Example: leaving Rocket Lab (RKLB) with 5,000 vested ISOs at a $34.43 strike, with the last close at $114.78, exercising all of them inside the 90-day window puts a $401,750 bargain element into one tax year. Above the 2026 federal AMT exemption ($88,100 single, $137,000 married joint), the 28% AMT rate adds roughly $112,490 on top of regular tax before any state AMT (CA, CO, CT, MN). Exercising fewer shares lowers that bill at the cost of forfeiting the rest; the calculator above finds the count that maximizes expected after-tax value for your exact figures.

All Rocket Lab tools → · Use the generic Post-Termination ISO Exercise Calculator for any company.

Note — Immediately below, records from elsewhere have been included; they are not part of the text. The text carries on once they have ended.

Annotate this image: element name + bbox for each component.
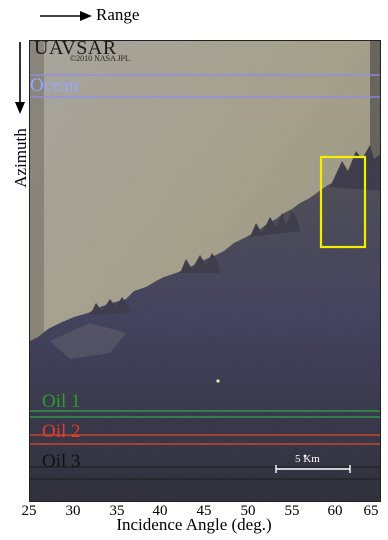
brand-label: UAVSAR xyxy=(34,40,117,59)
axis-tick: 35 xyxy=(109,503,125,519)
range-arrow-icon xyxy=(40,11,92,21)
oil2-label: Oil 2 xyxy=(42,421,81,442)
axis-tick: 45 xyxy=(196,503,212,519)
scale-bar xyxy=(275,465,351,473)
bright-spot xyxy=(216,379,220,383)
credit-label: ©2010 NASA JPL xyxy=(70,54,130,63)
axis-tick: 65 xyxy=(363,503,379,519)
highlight-box xyxy=(319,155,367,249)
axis-title: Incidence Angle (deg.) xyxy=(116,515,272,534)
axis-tick: 25 xyxy=(21,503,37,519)
azimuth-label: Azimuth xyxy=(11,128,30,188)
speckle-texture xyxy=(30,41,380,501)
axis-tick: 55 xyxy=(284,503,300,519)
axis-tick: 50 xyxy=(240,503,256,519)
sar-image: UAVSAR ©2010 NASA JPL Ocean Oil 1 Oil 2 … xyxy=(29,40,381,502)
oil3-label: Oil 3 xyxy=(42,451,81,472)
bright-spot xyxy=(303,454,307,458)
axis-tick: 40 xyxy=(152,503,168,519)
axis-tick: 60 xyxy=(327,503,343,519)
axis-tick: 30 xyxy=(65,503,81,519)
sar-image-canvas xyxy=(30,41,380,501)
ocean-label: Ocean xyxy=(30,75,79,96)
range-label: Range xyxy=(96,5,140,24)
azimuth-arrow-icon xyxy=(15,42,25,114)
scale-bar-label: 5 Km xyxy=(295,453,320,465)
oil1-label: Oil 1 xyxy=(42,391,81,412)
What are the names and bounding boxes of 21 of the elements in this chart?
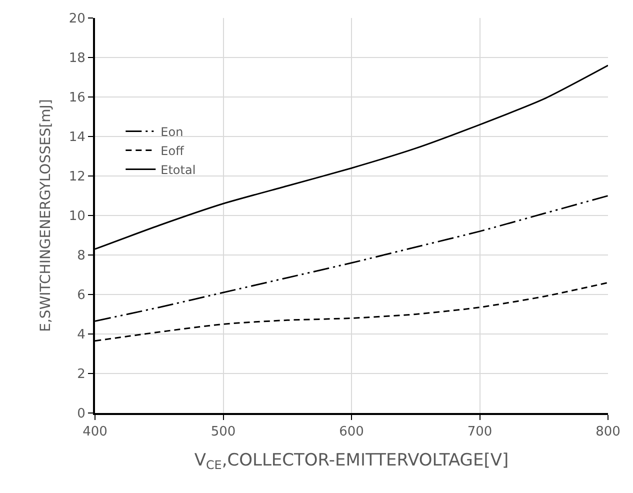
legend-label: Etotal [160, 162, 196, 177]
y-tick-label: 0 [77, 406, 86, 422]
y-tick-label: 8 [77, 248, 86, 264]
y-tick-label: 14 [68, 130, 86, 146]
y-tick-label: 2 [77, 367, 86, 382]
legend-label: Eon [160, 124, 184, 139]
x-tick-label: 500 [210, 424, 236, 440]
y-tick-label: 18 [68, 51, 86, 66]
legend-label: Eoff [160, 144, 185, 158]
y-tick-label: 6 [77, 288, 86, 304]
x-tick-label: 400 [82, 424, 108, 440]
y-tick-label: 10 [68, 209, 86, 224]
x-tick-label: 600 [339, 424, 364, 440]
y-tick-label: 20 [68, 12, 86, 27]
y-tick-label: 4 [77, 328, 86, 343]
y-tick-label: 16 [68, 90, 86, 106]
y-axis-title: E,SWITCHINGENERGYLOSSES[mJ] [38, 99, 54, 332]
x-axis-title: V$_{CE}$,COLLECTOR-EMITTERVOLTAGE[V] [194, 450, 509, 472]
x-tick-label: 800 [596, 424, 620, 440]
y-tick-label: 12 [68, 170, 86, 185]
x-tick-label: 700 [467, 424, 492, 440]
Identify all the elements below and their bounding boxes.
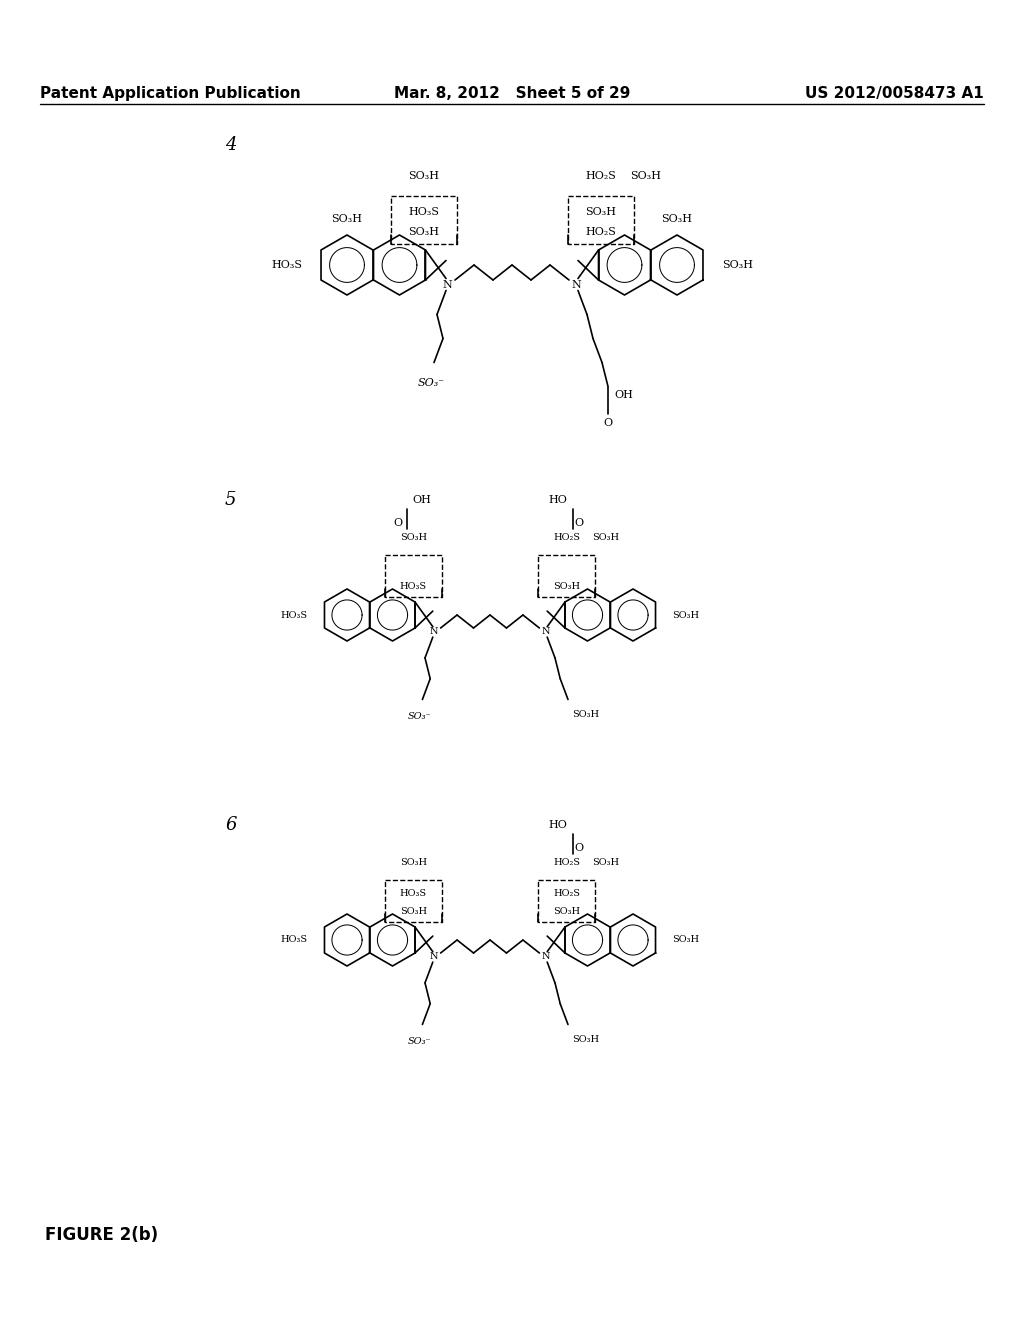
Text: HO₂S: HO₂S — [585, 172, 616, 181]
Text: HO₃S: HO₃S — [281, 936, 308, 945]
Text: N: N — [571, 280, 582, 289]
Text: Mar. 8, 2012   Sheet 5 of 29: Mar. 8, 2012 Sheet 5 of 29 — [394, 87, 630, 102]
Text: HO₃S: HO₃S — [281, 610, 308, 619]
Text: SO₃H: SO₃H — [408, 172, 439, 181]
Text: N: N — [542, 627, 550, 636]
Text: SO₃H: SO₃H — [630, 172, 662, 181]
Bar — [567, 195, 634, 244]
Text: OH: OH — [614, 391, 633, 400]
Text: 6: 6 — [225, 816, 237, 834]
Bar — [385, 556, 442, 597]
Text: HO₂S: HO₂S — [553, 533, 581, 543]
Bar — [538, 556, 595, 597]
Text: SO₃⁻: SO₃⁻ — [408, 713, 431, 722]
Text: OH: OH — [413, 495, 431, 504]
Text: SO₃H: SO₃H — [592, 533, 620, 543]
Text: SO₃⁻: SO₃⁻ — [408, 1038, 431, 1047]
Text: 5: 5 — [225, 491, 237, 510]
Text: N: N — [430, 627, 438, 636]
Text: HO₂S: HO₂S — [585, 227, 616, 238]
Text: N: N — [542, 953, 550, 961]
Text: HO₂S: HO₂S — [553, 858, 581, 867]
Bar — [385, 880, 442, 921]
Bar — [538, 880, 595, 921]
Text: HO₃S: HO₃S — [399, 582, 427, 591]
Text: SO₃H: SO₃H — [399, 907, 427, 916]
Bar — [390, 195, 457, 244]
Text: Patent Application Publication: Patent Application Publication — [40, 87, 301, 102]
Text: SO₃H: SO₃H — [553, 907, 581, 916]
Text: HO: HO — [549, 820, 567, 829]
Text: FIGURE 2(b): FIGURE 2(b) — [45, 1226, 158, 1243]
Text: SO₃H: SO₃H — [585, 207, 616, 216]
Text: HO: HO — [549, 495, 567, 504]
Text: HO₂S: HO₂S — [553, 890, 581, 899]
Text: SO₃H: SO₃H — [553, 582, 581, 591]
Text: HO₃S: HO₃S — [408, 207, 439, 216]
Text: O: O — [574, 842, 584, 853]
Text: O: O — [574, 517, 584, 528]
Text: O: O — [393, 517, 402, 528]
Text: SO₃H: SO₃H — [399, 533, 427, 543]
Text: SO₃H: SO₃H — [571, 1035, 599, 1044]
Text: US 2012/0058473 A1: US 2012/0058473 A1 — [805, 87, 984, 102]
Text: SO₃H: SO₃H — [399, 858, 427, 867]
Text: SO₃H: SO₃H — [672, 610, 699, 619]
Text: N: N — [442, 280, 453, 289]
Text: O: O — [603, 418, 612, 428]
Text: 4: 4 — [225, 136, 237, 154]
Text: N: N — [430, 953, 438, 961]
Text: SO₃H: SO₃H — [408, 227, 439, 238]
Text: SO₃H: SO₃H — [592, 858, 620, 867]
Text: SO₃H: SO₃H — [332, 214, 362, 224]
Text: SO₃H: SO₃H — [722, 260, 753, 271]
Text: SO₃H: SO₃H — [662, 214, 692, 224]
Text: SO₃⁻: SO₃⁻ — [418, 378, 444, 388]
Text: HO₃S: HO₃S — [399, 890, 427, 899]
Text: SO₃H: SO₃H — [571, 710, 599, 719]
Text: HO₃S: HO₃S — [271, 260, 302, 271]
Text: SO₃H: SO₃H — [672, 936, 699, 945]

Rocket Lab equity questions

I left Rocket Lab. How long do I have to exercise my ISOs?
Most stock plans give you 90 days from your departure date to exercise vested incentive stock options (ISOs); unexercised options are forfeited when the window closes. Tax law is slightly wider: ISO treatment requires you to have been an employee within 3 months of exercise (Internal Revenue Code Section 422(a)(2)), so options exercised under an employer-extended window are taxed as non-qualified stock options (NSOs). Check your grant agreement for Rocket Lab's exact terms. The calculator above computes your deadline from your departure date, the alternative minimum tax (AMT) cost of exercising, and the share count that maximizes after-tax value.
Does Rocket Lab grant ISOs, NSOs, or RSUs?
Equity compensation at Rocket Lab typically takes the form of incentive stock options (ISOs), non-qualified stock options (NSOs), and restricted stock units (RSUs). Incentive stock options can trigger the alternative minimum tax (AMT) when you exercise. Restricted stock units are taxed as ordinary income when they vest.
Do Rocket Lab RSUs use double-trigger vesting?
No. Rocket Lab restricted stock units (RSUs) use single-trigger vesting: each tranche becomes yours as it vests on schedule, taxed as ordinary income at that point, with no liquidity event required.